Even scarier and sadder to me than the non-queer people who have a problem with gay sex are the queer people who are up in arms about my tweet. I’ve encountered folks like them before and in some ways, I understand their trepidation and their fear. The general idea is that if we don’t “behave” ourselves ― especially if people like Michael (who represent us in a world where queers are all too often invisible, ignored and/or vilified) don’t ― and quietly assimilate into mainstream society, we won’t be able to keep the rights that we have (and gain more). And so, instead of speaking frankly and honestly about sex ― that tireless boogeyman that has mesmerized and terrorized our society for centuries ― we should just shut up, get married, have kids and stop causing trouble.

But we can’t do that. Our queer fore-parents worked too hard, and too many died, for us to walk away from the dream of sexual liberation for all of us. That means we must not buy into a broken system that is simultaneously obsessed with and panic-stricken by all things sex. It means we must not accept the sexual status quo that all-too-often results in fake piety in the streets and discreet sleaze in the sheets. It means we must not pretend that Michael never had or loved gay sex. Let’s not sanitize him just because it would make it easier for some of us to eulogize him or love him or play his music for our children or our grandparents.

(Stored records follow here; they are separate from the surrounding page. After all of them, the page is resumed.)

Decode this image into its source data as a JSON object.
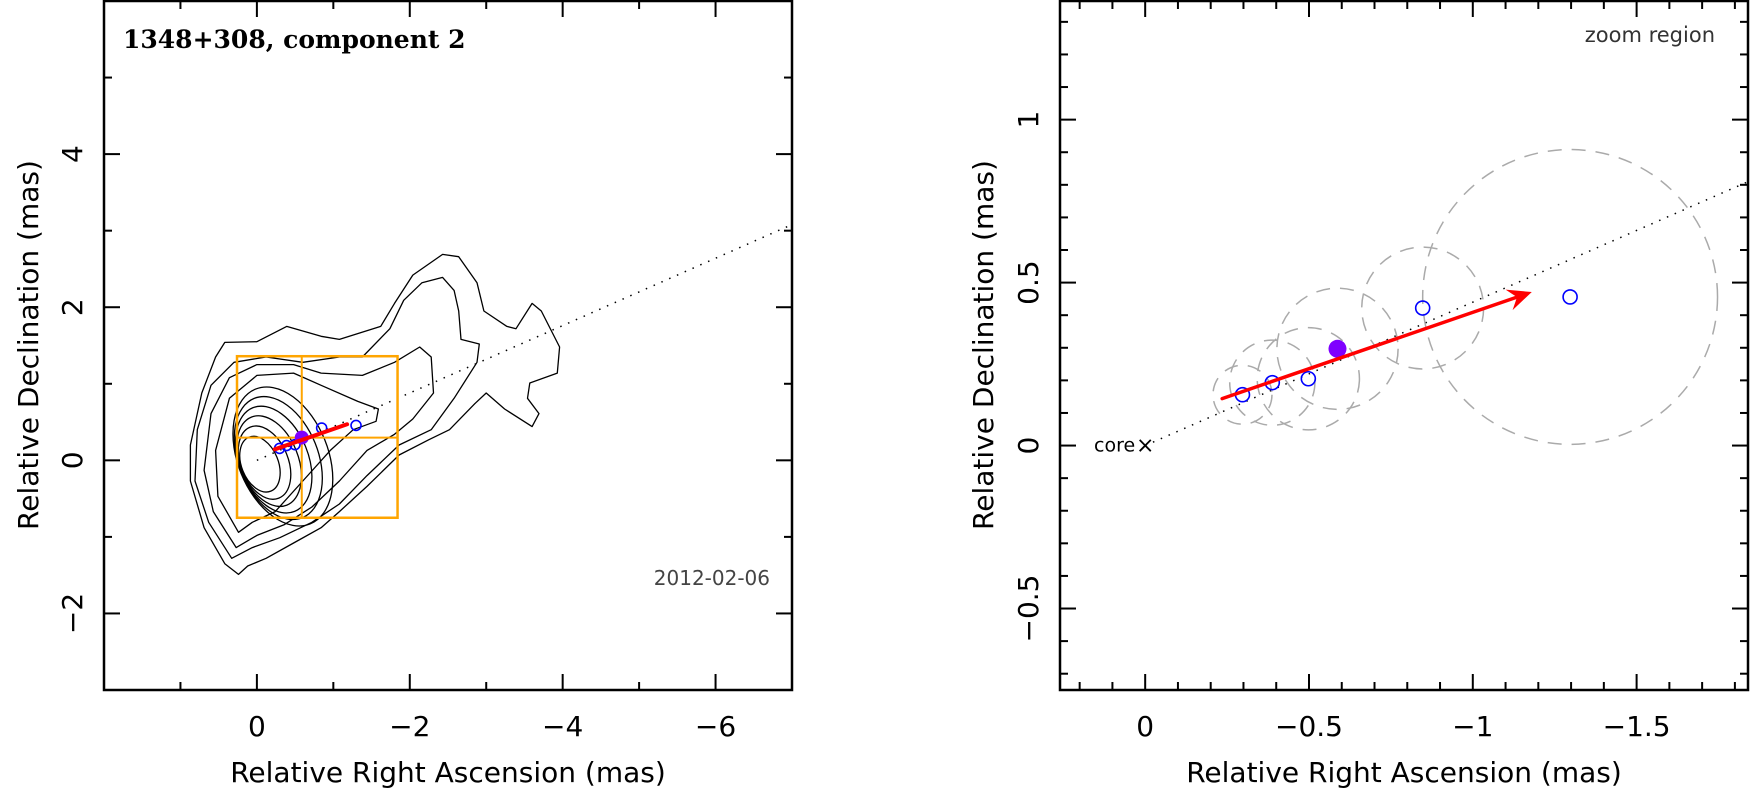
{
  "chart_data": [
    {
      "type": "contour",
      "title": "1348+308, component 2",
      "date": "2012-02-06",
      "xlabel": "Relative Right Ascension (mas)",
      "ylabel": "Relative Declination (mas)",
      "xlim": [
        2.0,
        -7.0
      ],
      "ylim": [
        -3.0,
        6.0
      ],
      "xticks": [
        0,
        -2,
        -4,
        -6
      ],
      "xtick_labels": [
        "0",
        "−2",
        "−4",
        "−6"
      ],
      "yticks": [
        -2,
        0,
        2,
        4
      ],
      "ytick_labels": [
        "−2",
        "0",
        "2",
        "4"
      ],
      "x_minor_step": 1,
      "y_minor_step": 1,
      "contours": [
        [
          [
            0.24,
            -1.49
          ],
          [
            0.42,
            -1.35
          ],
          [
            0.69,
            -0.88
          ],
          [
            0.87,
            -0.27
          ],
          [
            0.87,
            0.2
          ],
          [
            0.72,
            0.88
          ],
          [
            0.54,
            1.35
          ],
          [
            0.42,
            1.54
          ],
          [
            0,
            1.55
          ],
          [
            -0.39,
            1.75
          ],
          [
            -0.84,
            1.62
          ],
          [
            -1.08,
            1.58
          ],
          [
            -1.62,
            1.75
          ],
          [
            -1.8,
            2.05
          ],
          [
            -2.04,
            2.42
          ],
          [
            -2.43,
            2.69
          ],
          [
            -2.64,
            2.66
          ],
          [
            -2.88,
            2.32
          ],
          [
            -2.97,
            1.95
          ],
          [
            -3.27,
            1.75
          ],
          [
            -3.39,
            1.72
          ],
          [
            -3.6,
            2.05
          ],
          [
            -3.72,
            1.95
          ],
          [
            -3.96,
            1.48
          ],
          [
            -3.93,
            1.14
          ],
          [
            -3.57,
            1.01
          ],
          [
            -3.54,
            0.81
          ],
          [
            -3.69,
            0.61
          ],
          [
            -3.6,
            0.44
          ],
          [
            -3.24,
            0.67
          ],
          [
            -3.0,
            0.88
          ],
          [
            -2.85,
            0.74
          ],
          [
            -2.52,
            0.4
          ],
          [
            -2.25,
            0.27
          ],
          [
            -1.86,
            0.07
          ],
          [
            -1.44,
            -0.34
          ],
          [
            -1.08,
            -0.67
          ],
          [
            -0.84,
            -0.88
          ],
          [
            -0.48,
            -1.08
          ],
          [
            -0.12,
            -1.28
          ],
          [
            0.12,
            -1.38
          ]
        ],
        [
          [
            0.33,
            -1.28
          ],
          [
            0.63,
            -0.81
          ],
          [
            0.81,
            -0.27
          ],
          [
            0.78,
            0.4
          ],
          [
            0.6,
            0.98
          ],
          [
            0.3,
            1.28
          ],
          [
            -0.12,
            1.35
          ],
          [
            -0.6,
            1.28
          ],
          [
            -1.08,
            1.35
          ],
          [
            -1.38,
            1.35
          ],
          [
            -1.74,
            1.72
          ],
          [
            -1.92,
            2.09
          ],
          [
            -2.16,
            2.32
          ],
          [
            -2.43,
            2.39
          ],
          [
            -2.58,
            2.22
          ],
          [
            -2.64,
            1.95
          ],
          [
            -2.67,
            1.58
          ],
          [
            -2.91,
            1.52
          ],
          [
            -2.88,
            1.28
          ],
          [
            -2.58,
            0.81
          ],
          [
            -2.28,
            0.4
          ],
          [
            -1.86,
            0.2
          ],
          [
            -1.44,
            -0.2
          ],
          [
            -1.08,
            -0.57
          ],
          [
            -0.72,
            -0.81
          ],
          [
            -0.3,
            -1.01
          ],
          [
            0.06,
            -1.14
          ]
        ],
        [
          [
            0.27,
            -1.14
          ],
          [
            0.57,
            -0.67
          ],
          [
            0.69,
            -0.13
          ],
          [
            0.6,
            0.61
          ],
          [
            0.36,
            1.08
          ],
          [
            0,
            1.25
          ],
          [
            -0.48,
            1.25
          ],
          [
            -0.84,
            1.14
          ],
          [
            -1.38,
            1.11
          ],
          [
            -1.8,
            1.28
          ],
          [
            -2.13,
            1.48
          ],
          [
            -2.28,
            1.35
          ],
          [
            -2.31,
            0.88
          ],
          [
            -2.04,
            0.54
          ],
          [
            -1.8,
            0.34
          ],
          [
            -1.44,
            0.13
          ],
          [
            -1.08,
            -0.27
          ],
          [
            -0.72,
            -0.61
          ],
          [
            -0.36,
            -0.84
          ],
          [
            0,
            -0.98
          ]
        ],
        [
          [
            0.24,
            -0.94
          ],
          [
            0.51,
            -0.47
          ],
          [
            0.54,
            0.13
          ],
          [
            0.36,
            0.81
          ],
          [
            0,
            1.11
          ],
          [
            -0.48,
            1.14
          ],
          [
            -0.84,
            0.98
          ],
          [
            -1.32,
            0.77
          ],
          [
            -1.59,
            0.67
          ],
          [
            -1.56,
            0.51
          ],
          [
            -1.26,
            0.4
          ],
          [
            -0.96,
            0.13
          ],
          [
            -0.6,
            -0.27
          ],
          [
            -0.24,
            -0.67
          ],
          [
            0.06,
            -0.81
          ]
        ]
      ],
      "inner_contour_ellipses": [
        {
          "cx": -0.04,
          "cy": -0.05,
          "rx": 0.24,
          "ry": 0.38
        },
        {
          "cx": -0.1,
          "cy": -0.03,
          "rx": 0.31,
          "ry": 0.5
        },
        {
          "cx": -0.16,
          "cy": -0.01,
          "rx": 0.38,
          "ry": 0.62
        },
        {
          "cx": -0.22,
          "cy": 0.01,
          "rx": 0.45,
          "ry": 0.73
        },
        {
          "cx": -0.28,
          "cy": 0.03,
          "rx": 0.52,
          "ry": 0.84
        },
        {
          "cx": -0.34,
          "cy": 0.05,
          "rx": 0.59,
          "ry": 0.95
        }
      ],
      "zoom_box": {
        "x": [
          0.26,
          -1.84
        ],
        "y": [
          -0.75,
          1.36
        ],
        "cross_x": -0.587,
        "cross_y": 0.297
      }
    },
    {
      "type": "scatter",
      "title": "zoom region",
      "core_label": "core",
      "core_marker": "×",
      "xlabel": "Relative Right Ascension (mas)",
      "ylabel": "Relative Declination (mas)",
      "xlim": [
        0.26,
        -1.84
      ],
      "ylim": [
        -0.75,
        1.364
      ],
      "xticks": [
        0,
        -0.5,
        -1,
        -1.5
      ],
      "xtick_labels": [
        "0",
        "−0.5",
        "−1",
        "−1.5"
      ],
      "yticks": [
        -0.5,
        0,
        0.5,
        1
      ],
      "ytick_labels": [
        "−0.5",
        "0",
        "0.5",
        "1"
      ],
      "x_minor_step": 0.1,
      "y_minor_step": 0.1
    }
  ],
  "components": {
    "points": [
      {
        "x": -0.297,
        "y": 0.156,
        "err": 0.09,
        "filled": false
      },
      {
        "x": -0.388,
        "y": 0.193,
        "err": 0.13,
        "filled": false
      },
      {
        "x": -0.498,
        "y": 0.205,
        "err": 0.156,
        "filled": false
      },
      {
        "x": -0.587,
        "y": 0.297,
        "err": 0.185,
        "filled": true
      },
      {
        "x": -0.847,
        "y": 0.422,
        "err": 0.186,
        "filled": false
      },
      {
        "x": -1.297,
        "y": 0.456,
        "err": 0.45,
        "filled": false
      }
    ],
    "velocity_arrow": {
      "from": [
        -0.235,
        0.144
      ],
      "to": [
        -1.18,
        0.471
      ]
    },
    "jet_axis_slope": 0.44
  },
  "colors": {
    "contour": "#000000",
    "zoom_box": "#ffa500",
    "point": "#0000ff",
    "filled_point": "#7f00ff",
    "arrow": "#ff0000",
    "error_circle": "#aaaaaa",
    "date_text": "#444444"
  }
}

Michael himself wouldn’t want that. He’d hate it. Consider what he told The Guardian in 2005:

“You only have to turn on the television to see the whole of British society being comforted by gay men who are so clearly gay and so obviously sexually unthreatening. Gay people in the media are doing what makes straight people comfortable, and automatically my response to that is to say I’m a dirty filthy fucker and if you can’t deal with it, you can’t deal with it.”

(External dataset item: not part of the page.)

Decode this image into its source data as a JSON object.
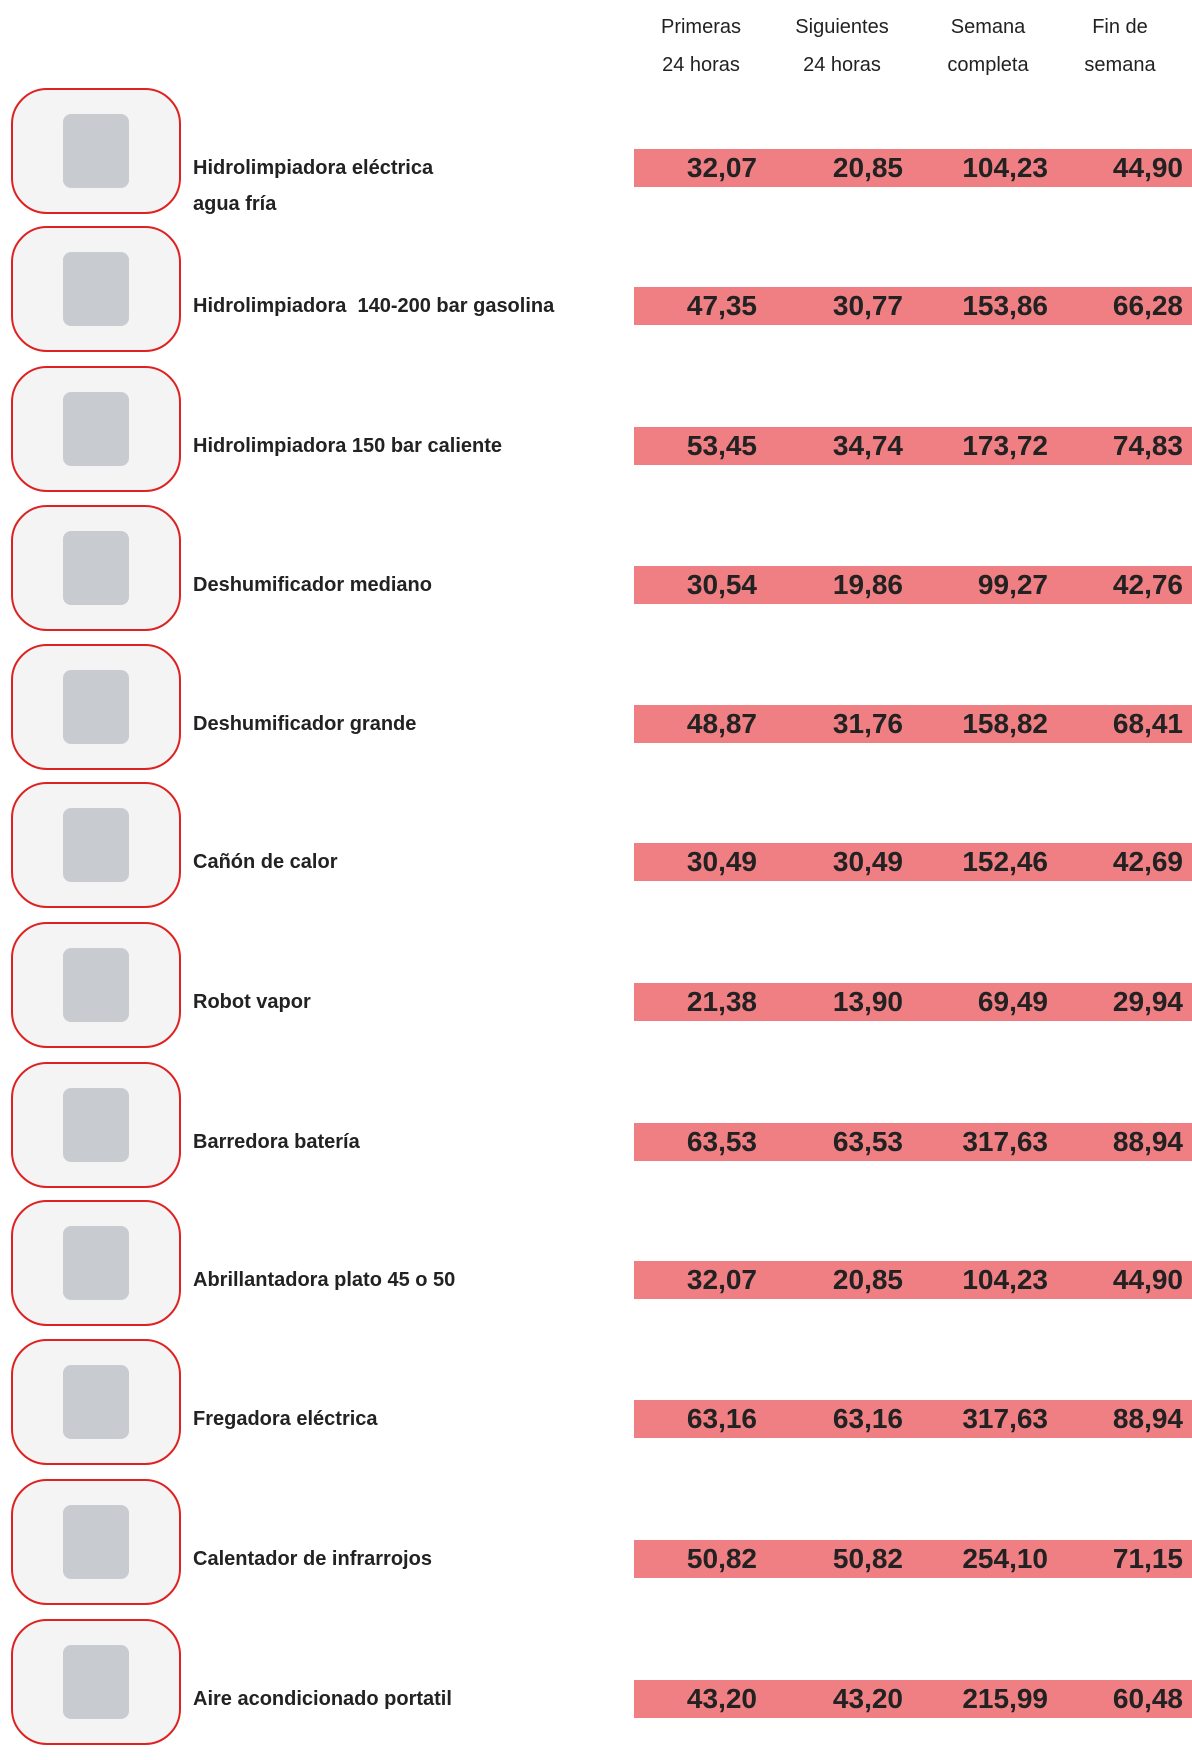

And before anyone says that I’m claiming public restrooms should become bathhouses or that we should all be pumping our neighbors in the park, I’m not. While I constantly try to question, unpack and challenge why our society feels the way it does about sex and what it deems is OK and what isn’t, I understand that there are currently laws against these activities and I understand why they exist. I’m talking about pushing back against the shame and hysteria that accompanies any kind of discussion of a gay person’s sex life and striving to not view sex or sexuality ― queer or otherwise ― as bad things. 

I also want to briefly acknowledge Michael’s long struggle with substance abuse and how it may or may not have played into his sexual appetites and activities. Gay men, drugs and sex have an intimate and complicated history and I don’t want to ignore any of that. But I also refuse to write off his sex positivity or his candor about it as merely a result or symptom of his experiences with drugs.

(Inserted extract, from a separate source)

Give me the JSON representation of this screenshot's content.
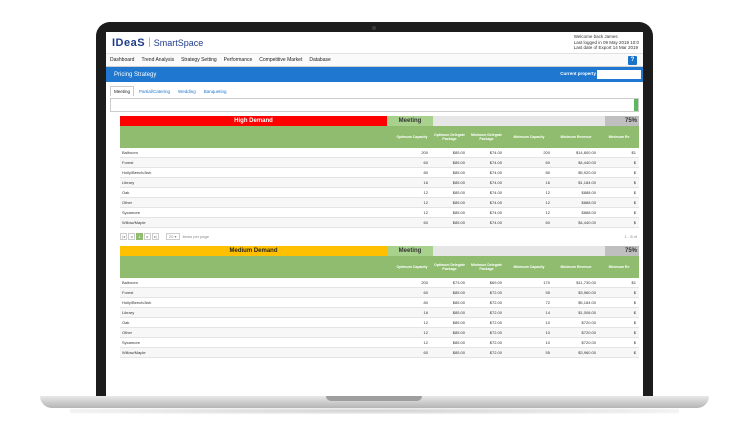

So, yes, George Michael was an incredible singer and a beautiful songwriter but he was also a gay man who wasn’t ashamed of his sexuality and who loved sex. I want to honor all parts of his life ― the musical and the sexual, the triumphs and the setbacks ― and I refuse to shy away from any of it out of a misguided and incomplete attempt to pay “respect” to his life or his death. Ultimately, the best way I know how to honor him is to talk about who he really was, what he really did and how it changed my life ― and that means all of it, including his hunting for dick in the men’s room.

You’ll be sorely missed, George. Thanks for everything you did ― all of it ― and I hope the men in heaven are as hot as you were and that you’ve found yourself a nice fluffy cloud where you’re already getting into all of the best kinds of trouble.